Der Bär findet im Wald drei leckere Pilze, die er zu seinem Mitbewohner, dem Wiesel, mit nach Hause bringt. Hocherfreut holt dieser sofort die schwere Pfanne herbei, würzt die Pilze kräftig und brät sie. Beide nehmen am vom Bär schön gedeckten Tisch Platz. Der Bär teilt aus: „Ein Pilz für dich und ein Pilz für mich … Und noch ein Pilz für mich. So ist es gerecht. …“ Ist es das wirklich? Argumentativ versucht jeder den anderen davon zu überzeugen, dass er einen Pilz mehr beansprucht. „‚Ich habe sie gefunden!‘ ,Ich habe sie zubereitet!‘, … aber nach meinem Rezept!‘ ,Ich esse Pilze lieber!‘ ,Ich bin größer!‘ ,Ich muss noch wachsen!‘ …“ Das gemütliche Abendessen droht zu eskalieren. Der Fuchs, der sich unbemerkt an die Streitenden herangeschlichen hat, schnappt sich einen Pilz und verspeist ihn mit Genuss vor deren Augen. Voller Entsetzen rufen die Freunde ihm hinterher: „Voll ungerecht! … Der hat einfach unseren Pilz geklaut!“ An der Situation lässt sich nichts mehr ändern. Bär und Wiesel kehren an den Abendbrottisch zurück und verspeisen genüsslich jeder einen Pilz. Zum Nachtisch präsentiert das Wiesel dem Bären Walderdbeeren, dessen Leib- und Magenspeise, aber: Es sind drei Früchte …

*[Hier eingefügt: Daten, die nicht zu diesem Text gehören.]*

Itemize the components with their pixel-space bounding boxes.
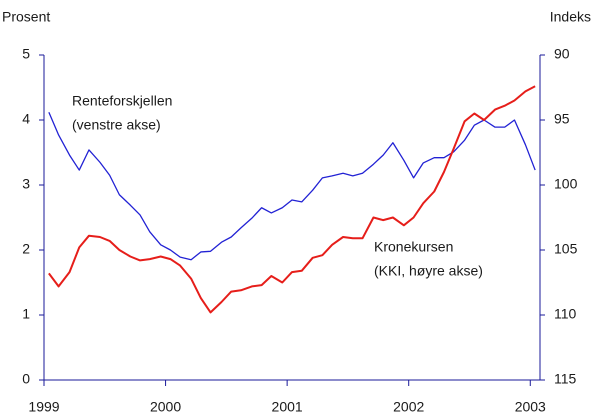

Der Autor und Illustrator Jörg Mühle spielt in vorliegendem Bilderbuch eine schon Kindergartenkindern vertraute Konfliktsituation durch. Bereits mit dem Buchtitel Zwei für mich, einer für dich benennt er den Streitanlass der Geschichte, (ent)führt aber vorerst auf dem Innendeckel den Betrachter an einen friedlichen Ort: eine Waldlichtung mit mehr oder weniger emsigen Bewohnern, die alltäglichen Beschäftigungen nachgehen. Auch die doppelseitigen in warmen Herbsttönen gehaltenen Eingangszeichnungen schaffen eine harmonisch-vertrauensvolle Atmosphäre. Auf jeder Buchseite sind wiederkehrende Details zu entdecken. Im Laufe der sich zuspitzenden Situation jedoch rücken die Streitenden immer mehr in den Vordergrund und lösen sich aus der Waldidylle.
Die durchgängig direkt in die Zeichnungen gesetzte Schrift erscheint mit zunehmendem Streit unruhiger und präsenter. Somit ergänzen Text und Bild einander, wobei die Sprechweise der vermenschlichten Tiere kindlichen Alltagserfahrungen entspricht: „Dann bist du aber nicht mehr mein Freund.“ Das offene Ende, das den von außen gelösten Konflikt erneut aufnimmt, könnte im Rahmen einer Buchvorstellung als Ausgangspunkt dienen, darüber nachzudenken, ob der Konflikt auch zwischen Bär und Wiesel gelöst werden könnte, vielleicht in einer „Konfliktberatungsstelle“?